Играть роль и дальше тяжело и неприятно, и все же придется. Сестра всегда защищала ее, когда они жили вместе. Значит, и она должна найти способ разыскать Джилли, пока Чезаре не напал на ее след.
Широкие плечи под мягкой белой хлопчатобумажной тканью замерли, и через мгновение итальянец повернулся к Милли. От улыбки, которой он одарил ее, у нее зашлось сердце.
— Хочешь, я дам тебе туфли, которые не расползутся через несколько шагов?
— Не надо. — Все было не так просто! Если уж она решила продолжать и дальше свою игру, то следует выяснить одну вещь. Милли выпрямилась. — Я хотела бы знать, зачем вы привезли меня сюда. — Глубокий вздох. — И где вы собираетесь сегодня спать.
ГЛАВА СЕДЬМАЯ
— Ты сама знаешь, почему ты здесь, — ответил Чезаре. — Ты же слышала, что я сказал бабушке — тебе нужно оправиться после тяжелой утраты. Я ведь не такое уж чудовище.
Милые глаза наполнились болью при упоминании о смерти матери, и Чезаре мысленно обругал себя за несдержанность.
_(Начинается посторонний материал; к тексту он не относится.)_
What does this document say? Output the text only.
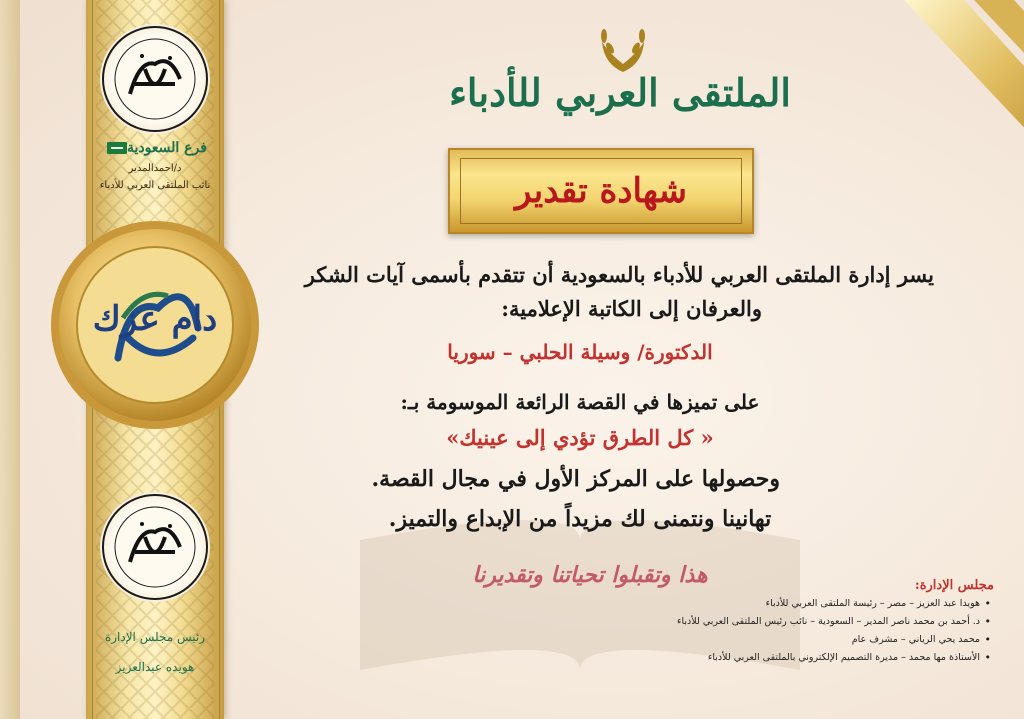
فرع السعودية
د/احمدالمدير
نائب الملتقى العربي للأدباء
دام عزك
رئيس مجلس الإدارة
هويده عبدالعزيز
الملتقى العربي للأدباء
شهادة تقدير
يسر إدارة الملتقى العربي للأدباء بالسعودية أن تتقدم بأسمى آيات الشكر
والعرفان إلى الكاتبة الإعلامية:
الدكتورة/ وسيلة الحلبي – سوريا
على تميزها في القصة الرائعة الموسومة بـ:
« كل الطرق تؤدي إلى عينيك»
وحصولها على المركز الأول في مجال القصة.
تهانينا ونتمنى لك مزيداً من الإبداع والتميز.
هذا وتقبلوا تحياتنا وتقديرنا	مجلس الإدارة:
• هويدا عبد العزيز – مصر – رئيسة الملتقى العربي للأدباء
• د. أحمد بن محمد ناصر المدير – السعودية – نائب رئيس الملتقى العربي للأدباء
• محمد يحي الرياني – مشرف عام
• الأستاذة مها محمد – مديرة التصميم الإلكتروني بالملتقى العربي للأدباء
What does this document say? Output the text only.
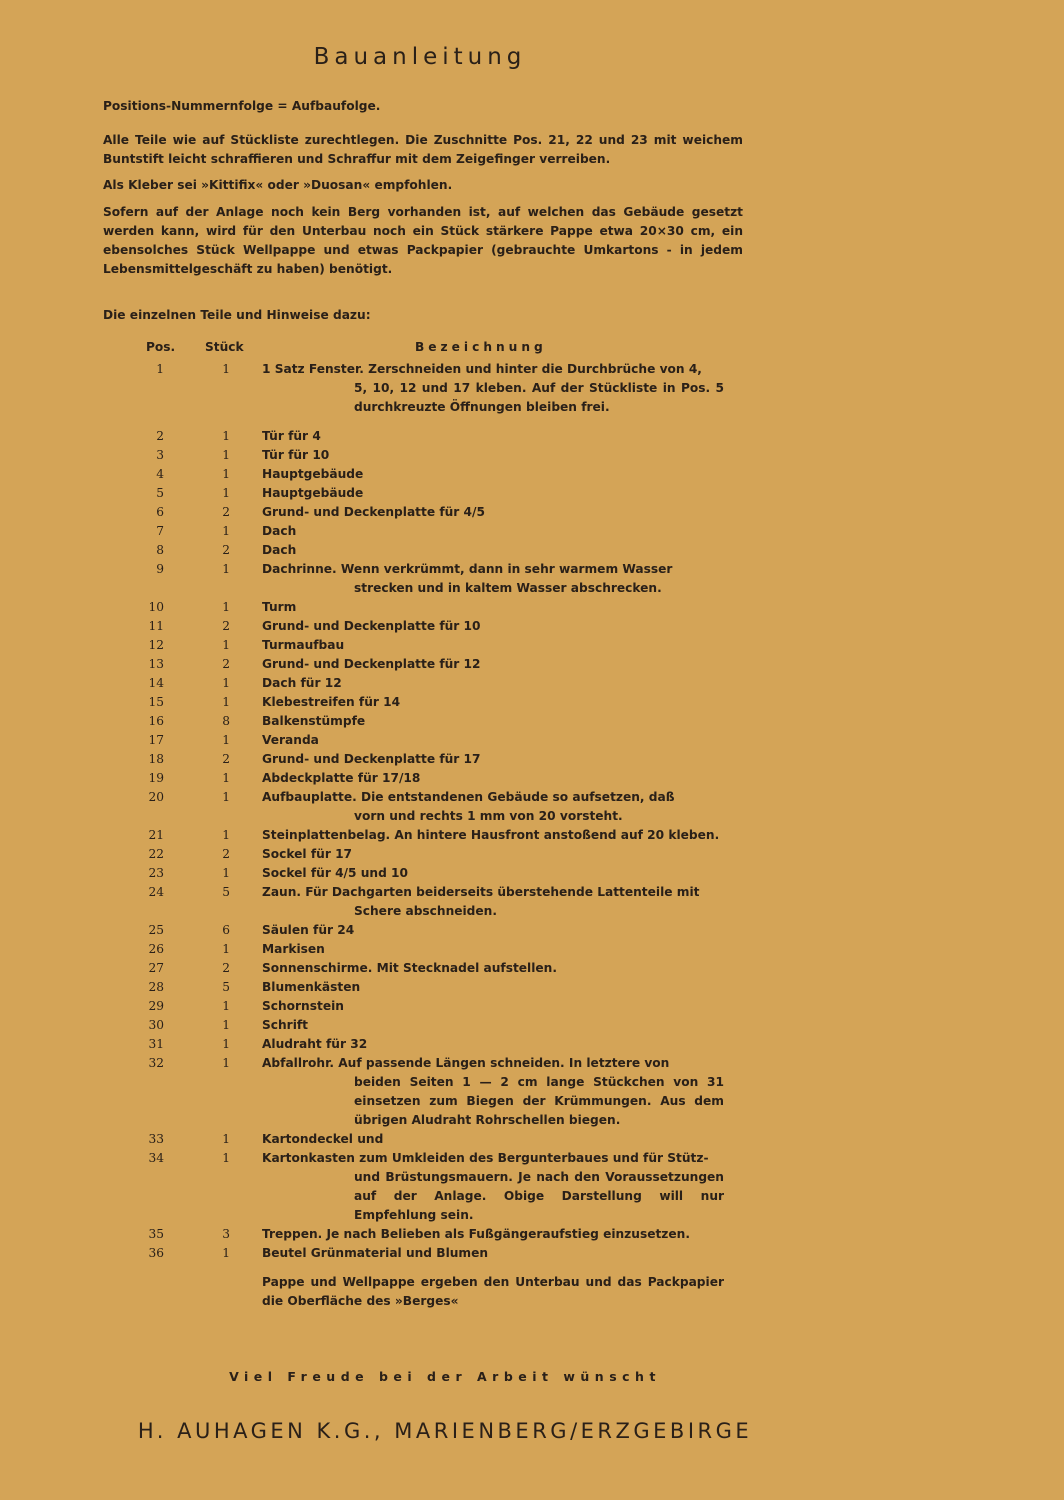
Bauanleitung

Positions-Nummernfolge = Aufbaufolge.

Alle Teile wie auf Stückliste zurechtlegen. Die Zuschnitte Pos. 21, 22 und 23 mit weichem Buntstift leicht schraffieren und Schraffur mit dem Zeigefinger verreiben.

Als Kleber sei »Kittifix« oder »Duosan« empfohlen.

Sofern auf der Anlage noch kein Berg vorhanden ist, auf welchen das Gebäude gesetzt werden kann, wird für den Unterbau noch ein Stück stärkere Pappe etwa 20×30 cm, ein ebensolches Stück Wellpappe und etwas Packpapier (gebrauchte Umkartons - in jedem Lebensmittelgeschäft zu haben) benötigt.

Die einzelnen Teile und Hinweise dazu:

Pos. Stück	Bezeichnung
1	1	1 Satz Fenster. Zerschneiden und hinter die Durchbrüche von 4,
5, 10, 12 und 17 kleben. Auf der Stückliste in Pos. 5 durchkreuzte Öffnungen bleiben frei.
2	1	Tür für 4
3	1	Tür für 10
4	1	Hauptgebäude
5	1	Hauptgebäude
6	2	Grund- und Deckenplatte für 4/5
7	1	Dach
8	2	Dach
9	1	Dachrinne. Wenn verkrümmt, dann in sehr warmem Wasser
strecken und in kaltem Wasser abschrecken.
10	1	Turm
11	2	Grund- und Deckenplatte für 10
12	1	Turmaufbau
13	2	Grund- und Deckenplatte für 12
14	1	Dach für 12
15	1	Klebestreifen für 14
16	8	Balkenstümpfe
17	1	Veranda
18	2	Grund- und Deckenplatte für 17
19	1	Abdeckplatte für 17/18
20	1	Aufbauplatte. Die entstandenen Gebäude so aufsetzen, daß
vorn und rechts 1 mm von 20 vorsteht.
21	1	Steinplattenbelag. An hintere Hausfront anstoßend auf 20 kleben.
22	2	Sockel für 17
23	1	Sockel für 4/5 und 10
24	5	Zaun. Für Dachgarten beiderseits überstehende Lattenteile mit
Schere abschneiden.
25	6	Säulen für 24
26	1	Markisen
27	2	Sonnenschirme. Mit Stecknadel aufstellen.
28	5	Blumenkästen
29	1	Schornstein
30	1	Schrift
31	1	Aludraht für 32
32	1	Abfallrohr. Auf passende Längen schneiden. In letztere von
beiden Seiten 1 — 2 cm lange Stückchen von 31 einsetzen zum Biegen der Krümmungen. Aus dem übrigen Aludraht Rohrschellen biegen.
33	1	Kartondeckel und
34	1	Kartonkasten zum Umkleiden des Bergunterbaues und für Stütz-
und Brüstungsmauern. Je nach den Voraussetzungen auf der Anlage. Obige Darstellung will nur Empfehlung sein.
35	3	Treppen. Je nach Belieben als Fußgängeraufstieg einzusetzen.
36	1	Beutel Grünmaterial und Blumen
Pappe und Wellpappe ergeben den Unterbau und das Packpapier die Oberfläche des »Berges«
Viel Freude bei der Arbeit wünscht
H. AUHAGEN K.G., MARIENBERG/ERZGEBIRGE
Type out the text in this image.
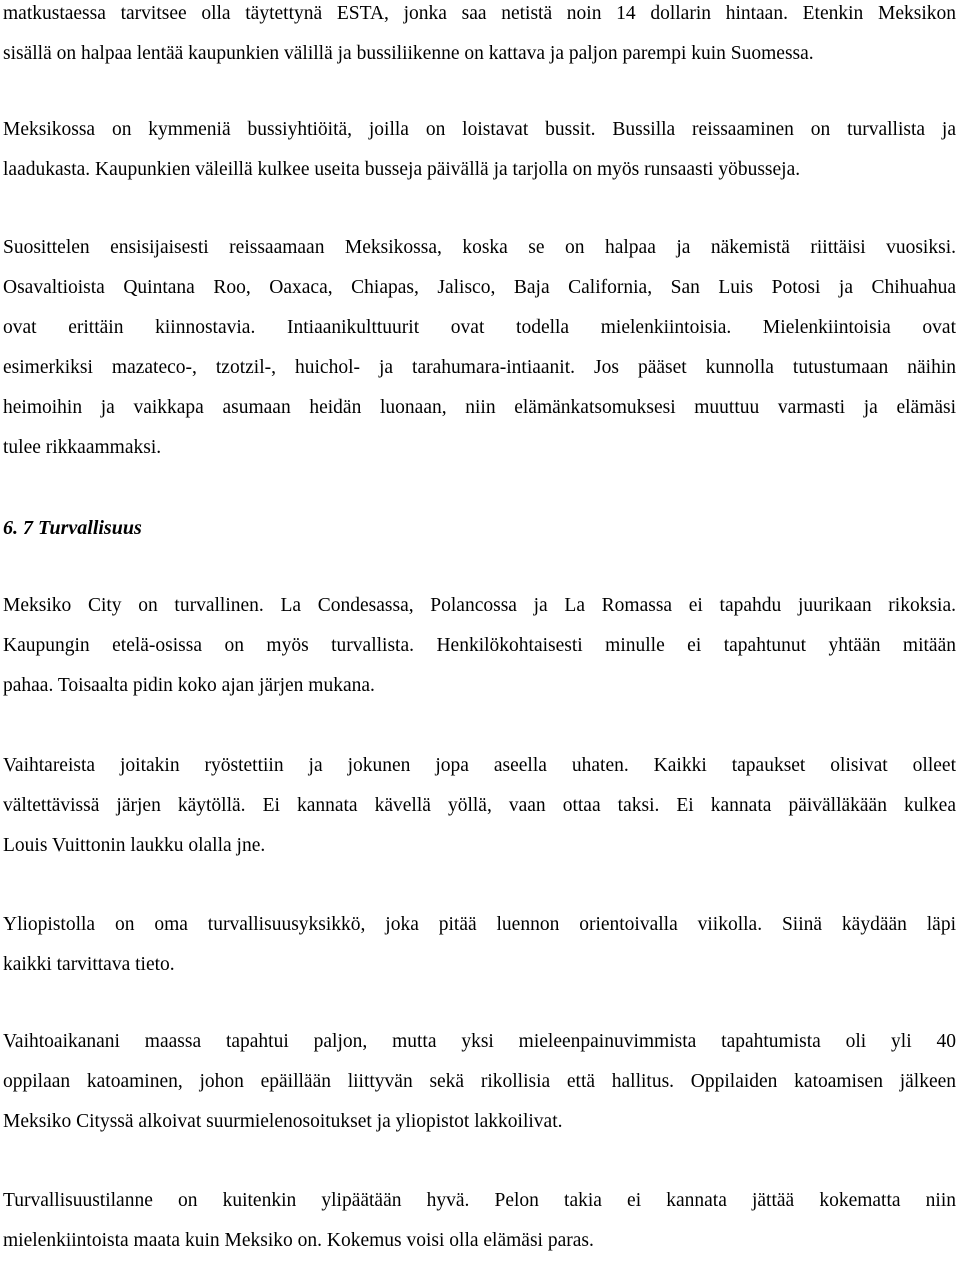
matkustaessa tarvitsee olla täytettynä ESTA, jonka saa netistä noin 14 dollarin hintaan. Etenkin Meksikon
sisällä on halpaa lentää kaupunkien välillä ja bussiliikenne on kattava ja paljon parempi kuin Suomessa.

Meksikossa on kymmeniä bussiyhtiöitä, joilla on loistavat bussit. Bussilla reissaaminen on turvallista ja
laadukasta. Kaupunkien väleillä kulkee useita busseja päivällä ja tarjolla on myös runsaasti yöbusseja.

Suosittelen ensisijaisesti reissaamaan Meksikossa, koska se on halpaa ja näkemistä riittäisi vuosiksi.
Osavaltioista Quintana Roo, Oaxaca, Chiapas, Jalisco, Baja California, San Luis Potosi ja Chihuahua
ovat erittäin kiinnostavia. Intiaanikulttuurit ovat todella mielenkiintoisia. Mielenkiintoisia ovat
esimerkiksi mazateco-, tzotzil-, huichol- ja tarahumara-intiaanit. Jos pääset kunnolla tutustumaan näihin
heimoihin ja vaikkapa asumaan heidän luonaan, niin elämänkatsomuksesi muuttuu varmasti ja elämäsi
tulee rikkaammaksi.

6. 7 Turvallisuus

Meksiko City on turvallinen. La Condesassa, Polancossa ja La Romassa ei tapahdu juurikaan rikoksia.
Kaupungin etelä-osissa on myös turvallista. Henkilökohtaisesti minulle ei tapahtunut yhtään mitään
pahaa. Toisaalta pidin koko ajan järjen mukana.

Vaihtareista joitakin ryöstettiin ja jokunen jopa aseella uhaten. Kaikki tapaukset olisivat olleet
vältettävissä järjen käytöllä. Ei kannata kävellä yöllä, vaan ottaa taksi. Ei kannata päivälläkään kulkea
Louis Vuittonin laukku olalla jne.

Yliopistolla on oma turvallisuusyksikkö, joka pitää luennon orientoivalla viikolla. Siinä käydään läpi
kaikki tarvittava tieto.

Vaihtoaikanani maassa tapahtui paljon, mutta yksi mieleenpainuvimmista tapahtumista oli yli 40
oppilaan katoaminen, johon epäillään liittyvän sekä rikollisia että hallitus. Oppilaiden katoamisen jälkeen
Meksiko Cityssä alkoivat suurmielenosoitukset ja yliopistot lakkoilivat.

Turvallisuustilanne on kuitenkin ylipäätään hyvä. Pelon takia ei kannata jättää kokematta niin
mielenkiintoista maata kuin Meksiko on. Kokemus voisi olla elämäsi paras.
Может, она и лгунья, но чувствовать способна.
В отличие от своей сестры.
Джилли, вероятно, и всплакнула бы для вида, но Чезаре не мог себе представить, чтобы она почувствовала душевную боль на самом деле. Когда он пристал к ней с вопросами о ее родне, она со смешками пояснила, что мать у нее недалекая провинциалка, а младшая сестра скучная девица, не заслуживающая того, чтобы говорить о ней.
Но эта… Чезаре прищурился, вглядываясь в ее выразительное лицо. Длинные ресницы затеняют потемневшие зеленые глаза, мягкие розовые губы подрагивают, пышная грудь поднимается и опускается от взволнованного дыхания. Нет, эта близняшка, несмотря ни на что, способна на настоящее чувство…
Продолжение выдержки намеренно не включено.